Viré de la Daiei en 1950 au cours de la purge rouge à cause de son engagement syndical, Tai Katô débuta la réalisation à Takara Production avant d’être embauché par la Toei en 1956. Il y fit l’essentiel de sa carrière en se spécialisant dans les films de sabre puis de yakuzas. Partisan d’un certain réalisme qui l’amena à rejeter le maquillage pour mettre en valeur la beauté naturelle des visages qu’il photographiait en gros plans et en contre-plongée, il privilégiait la psychologie à l’action pure. Il tourna régulièrement avec Kinnosuke Nakamura et est connu en Occident pour ses trois épisodes de La pivoine rouge, probablement les meilleurs de la série.
Hamlet était à la mode en cette année 1960 et Akira Kurosawa s’en était servi peu avant pour Les salauds dorment en paix, qui retranscrivait le récit dans le présent. Honô no shiro adopte une approche traditionnelle et transpose Hamlet dans le Moyen-Âge japonais, ce que Le château de l’araignée (1957) avait déjà fait avec Macbeth.

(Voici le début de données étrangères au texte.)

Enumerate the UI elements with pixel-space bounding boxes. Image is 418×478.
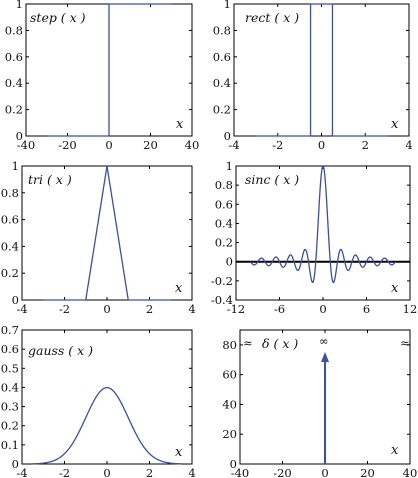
step-xtick-label: 40 [185,138,200,152]
rect-ytick-label: 0.6 [213,50,231,64]
rect-ytick-label: 0 [224,129,231,143]
gauss-ytick-label: 0.6 [1,342,19,356]
rect-ytick-label: 0.4 [213,76,231,90]
step-xtick-label: 20 [143,138,158,152]
sinc-xtick-label: 0 [319,302,326,316]
delta-x-axis-label: x [391,443,399,458]
tri-xtick-label: -4 [16,302,27,316]
rect-xtick-label: -2 [272,138,283,152]
sinc-ytick-label: 0.2 [215,236,233,250]
tri-ytick-label: 0.4 [1,239,19,253]
tri-ytick-label: 1 [12,159,19,173]
gauss-ytick-label: 0.3 [1,400,19,414]
sinc-xtick-label: 6 [363,302,370,316]
step-x-axis-label: x [176,117,184,132]
gauss-ytick-label: 0.1 [1,438,19,452]
sinc-ytick-label: 0.6 [215,197,233,211]
rect-x-axis-label: x [391,117,399,132]
delta-xtick-label: 0 [321,466,328,478]
delta-impulse-arrow [321,352,329,362]
sinc-ytick-label: 0 [226,255,233,269]
gauss-ytick-label: 0.4 [1,380,19,394]
delta-xtick-label: -20 [273,466,292,478]
rect-ytick-label: 0.2 [213,103,231,117]
tri-xtick-label: 2 [146,302,153,316]
sinc-series-line [249,165,397,284]
step-series-line [46,3,172,137]
tri-function-label: tri ( x ) [28,172,72,187]
sinc-xtick-label: -12 [227,302,246,316]
rect-function-label: rect ( x ) [245,10,299,25]
panel-delta: -40 -20 0 20 40 0 20 40 60 80 δ ( x ) x ≈ ∞ ≈ [222,329,418,478]
gauss-xtick-label: 0 [103,466,110,478]
step-ytick-label: 0.6 [5,50,23,64]
step-ytick-label: 0.8 [5,23,23,37]
delta-ytick-label: 0 [230,457,237,471]
sinc-ytick-label: -0.2 [211,274,233,288]
panel-step: -40 -20 0 20 40 0 0.2 0.4 0.6 0.8 1 step ( x ) x [5,0,200,152]
step-ytick-label: 0.4 [5,76,23,90]
step-ytick-label: 1 [16,0,23,11]
gauss-ytick-label: 0 [12,457,19,471]
tri-ytick-label: 0.2 [1,266,19,280]
sinc-xtick-label: -6 [274,302,285,316]
rect-xtick-label: 4 [405,138,412,152]
tri-ytick-label: 0.8 [1,186,19,200]
step-function-label: step ( x ) [30,10,86,25]
rect-xtick-label: 0 [318,138,325,152]
delta-xtick-label: 20 [360,466,375,478]
gauss-x-axis-label: x [175,445,183,460]
rect-ytick-label: 1 [224,0,231,11]
tri-ytick-label: 0.6 [1,213,19,227]
sinc-function-label: sinc ( x ) [245,172,299,187]
gauss-xtick-label: -4 [16,466,27,478]
tri-series-line [43,165,171,301]
gauss-function-label: gauss ( x ) [28,343,93,358]
sinc-ytick-label: 0.8 [215,178,233,192]
delta-ytick-label: 20 [222,427,237,441]
delta-ytick-label: 80 [222,338,237,352]
rect-xtick-label: 2 [362,138,369,152]
step-xtick-label: -20 [58,138,77,152]
rect-series-line [255,3,388,137]
sinc-ytick-label: 0.4 [215,216,233,230]
gauss-xtick-label: 4 [188,466,195,478]
step-ytick-label: 0 [16,129,23,143]
panel-sinc: -12 -6 0 6 12 -0.4 -0.2 0 0.2 0.4 0.6 0.8 1 sinc ( x… [211,159,418,316]
tri-ytick-label: 0 [12,293,19,307]
sinc-x-axis-label: x [391,281,399,296]
delta-approx-left: ≈ [243,336,253,350]
sinc-ytick-label: -0.4 [211,293,233,307]
tri-xtick-label: 4 [188,302,195,316]
gauss-xtick-label: -2 [59,466,70,478]
gauss-ytick-label: 0.5 [1,361,19,375]
delta-function-label: δ ( x ) [262,336,298,351]
delta-approx-right: ≈ [400,336,410,350]
panel-rect: -4 -2 0 2 4 0 0.2 0.4 0.6 0.8 1 rect ( x ) x [213,0,413,152]
step-xtick-label: -40 [17,138,36,152]
sinc-ytick-label: 1 [226,159,233,173]
delta-xtick-label: -40 [231,466,250,478]
tri-x-axis-label: x [175,281,183,296]
rect-xtick-label: -4 [228,138,239,152]
rect-ytick-label: 0.8 [213,23,231,37]
panel-gauss: -4 -2 0 2 4 0 0.1 0.2 0.3 0.4 0.5 0.6 0.7 gauss ( x … [1,323,196,478]
gauss-series-line [32,386,182,465]
step-xtick-label: 0 [105,138,112,152]
panel-tri: -4 -2 0 2 4 0 0.2 0.4 0.6 0.8 1 tri ( x ) x [1,159,196,316]
delta-xtick-label: 40 [403,466,418,478]
tri-xtick-label: 0 [103,302,110,316]
step-ytick-label: 0.2 [5,103,23,117]
gauss-ytick-label: 0.7 [1,323,19,337]
delta-infinity-label: ∞ [319,334,329,348]
gauss-ytick-label: 0.2 [1,419,19,433]
delta-ytick-label: 60 [222,368,237,382]
gauss-xtick-label: 2 [146,466,153,478]
sinc-xtick-label: 12 [403,302,418,316]
tri-xtick-label: -2 [59,302,70,316]
delta-ytick-label: 40 [222,397,237,411]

Honô no shiro demeure néanmoins sage, loin de la puissance visuelle et narrative de Kurosawa (que Tai Katô assista sur Rashômon (1950)). Il faut dire que Hashizô Ôkawa n’est pas Toshirô Mifune et qu’il peine en Masato/Hamlet. Le happy-end exigé par la production détonne également, d’autant plus pour un Tai Katô qui méprisait ce genre de conventions et qui considéra Honô no shiro comme un échec. Sans aller jusque-là, Honô no shiro ne se démarque guère du tout-venant, excepté par son climat de révolte des paysans contre l’autorité à une période où les manifestations contre l’Anpo battaient leur plein.


Livres
L’étonnante histoire des noms des mammifères – De la musaraigne étrusque à la baleine bleue d’Henriette Walter & Pierre Avenas (Robert Laffont, 2003), 486 p.
La linguiste Henriette Walter s’est associée au mordu d’étymologie Pierre Avenas pour rédiger un impressionnant bestiaire détaillant les origines des noms d’un grand nombre de mammifères. Ils ont pour cela regroupé les animaux en sections logiques d’un point de vue étymologique et sollicité le peintre François Boisrond pour les illustrations. Pour chaque mot, ils fournissent la ou les racines indo-européennes, les formes grecques et latines, et les termes utilisés dans un ensemble de langues occidentales modernes. Ils ponctuent le tout d’anecdotes, de quizz et d’analyses sur les dérivés en français des mots traités.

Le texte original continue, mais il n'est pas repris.